When I ask this question to my yoga students, the answers range from, “I don't know how,” and “My mind is too busy,” to “I can't sit still for that long,” or “It’s boring.” The perception that meditation is about sitting still for long periods of time without thinking is a large barrier for many people. But it doesn't have to be.
Meditation is about being present with your attention. The point is to cultivate mindfulness. It is simple but not easy. The mind thinks and wanders. Meditation is the practice of not only watching the mind think, but also watching and feeling everything that is happening in the present moment. It takes practice. But that practice can be done anywhere.
In the Shower
How often do we get in the shower only to think about anything other than the act of bathing? The shower is a perfect opportunity to meditate. As you adjust the water to the right temperature, feel the water. Acknowledge the temperature in your mind as too hot or too cold or just right. As you step into the shower, feel the water over your body. Move slowly, without rushing, to grab soap or shampoo. When you use them, be aware of the smells. Be mindful of the body parts you wash and the thoughts that come to mind. When you find your mind wandering, just bring it back to the shower.
Cooking and even preparing produce are wonderful opportunities to cultivate mindfulness. While you are preparing your food, be aware of every scent. Do the same when the cooking begins. And also when the cooking is over. Notice color. Notice texture. Notice every nuance of those scents. Notice your mind wander to memories associated with those smells. Notice your mind wander to the future, imagining the taste of the meal. The point is to notice everything that is happening now, including the thoughts in your mind. As you chop vegetables, let your breath sync with your actions. I like to send healing thoughts to my food as I prepare it. I’ve done this many times over simple salads for family dinners. They’re usually large salads and I spend a good deal of time cutting cucumbers, tomatoes, lettuce, onions and herbs, etc. As I touch each veggie, I silently bless them. The salads are always a huge hit, though nobody can ever pinpoint why. Try this and notice the difference in the taste of your food.

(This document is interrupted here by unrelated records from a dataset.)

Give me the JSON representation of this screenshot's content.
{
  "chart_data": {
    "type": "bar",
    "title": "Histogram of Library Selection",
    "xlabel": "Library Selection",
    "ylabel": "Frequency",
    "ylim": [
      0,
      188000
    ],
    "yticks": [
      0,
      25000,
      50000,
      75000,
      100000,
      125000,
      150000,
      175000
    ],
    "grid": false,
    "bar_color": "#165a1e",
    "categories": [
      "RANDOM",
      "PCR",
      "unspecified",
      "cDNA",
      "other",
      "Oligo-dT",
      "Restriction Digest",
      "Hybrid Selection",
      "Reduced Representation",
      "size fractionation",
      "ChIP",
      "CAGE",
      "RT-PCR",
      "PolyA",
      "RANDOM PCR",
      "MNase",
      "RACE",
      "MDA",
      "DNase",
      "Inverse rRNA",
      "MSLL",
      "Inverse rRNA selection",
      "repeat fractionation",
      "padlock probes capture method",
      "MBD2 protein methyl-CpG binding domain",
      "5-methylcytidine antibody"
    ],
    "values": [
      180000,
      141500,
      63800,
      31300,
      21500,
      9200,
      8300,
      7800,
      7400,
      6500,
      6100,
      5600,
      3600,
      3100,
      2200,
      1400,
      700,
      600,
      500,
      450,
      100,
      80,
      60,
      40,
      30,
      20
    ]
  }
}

How often do we eat our food on the run? Standing? So often we eat without paying attention. We race through meals, barely even tasting our food. Eating is not only a wonderful opportunity for mindfulness, it is also a deliciously rewarding one. Before putting a bite in your mouth, take a moment to smell your food. Inhale the aromas long enough to trigger your salivary glands. Smell each individual ingredient as well as the overall scent of the combined food. When you place food in your mouth, don't chew it right away. Feel your taste buds explode with sensation. Move the food in your mouth, exploring texture and taste. Feel yourself chew. Don't rush to swallow. Be present with the experience of smell, taste and texture. Notice how amazing food is when we pay this much attention.
All the Time
Seated meditation or meditating through mindful actions are not the only ways to get the same benefits. We can thread the same mindful actions all throughout our daily lives, no matter what we’re doing. Not only will we receive the same health benefits, we will also notice our awareness of the present moment become more commonplace. And in this awareness we begin to see a rich world of scents, colors, sounds and experiences worth meditating on.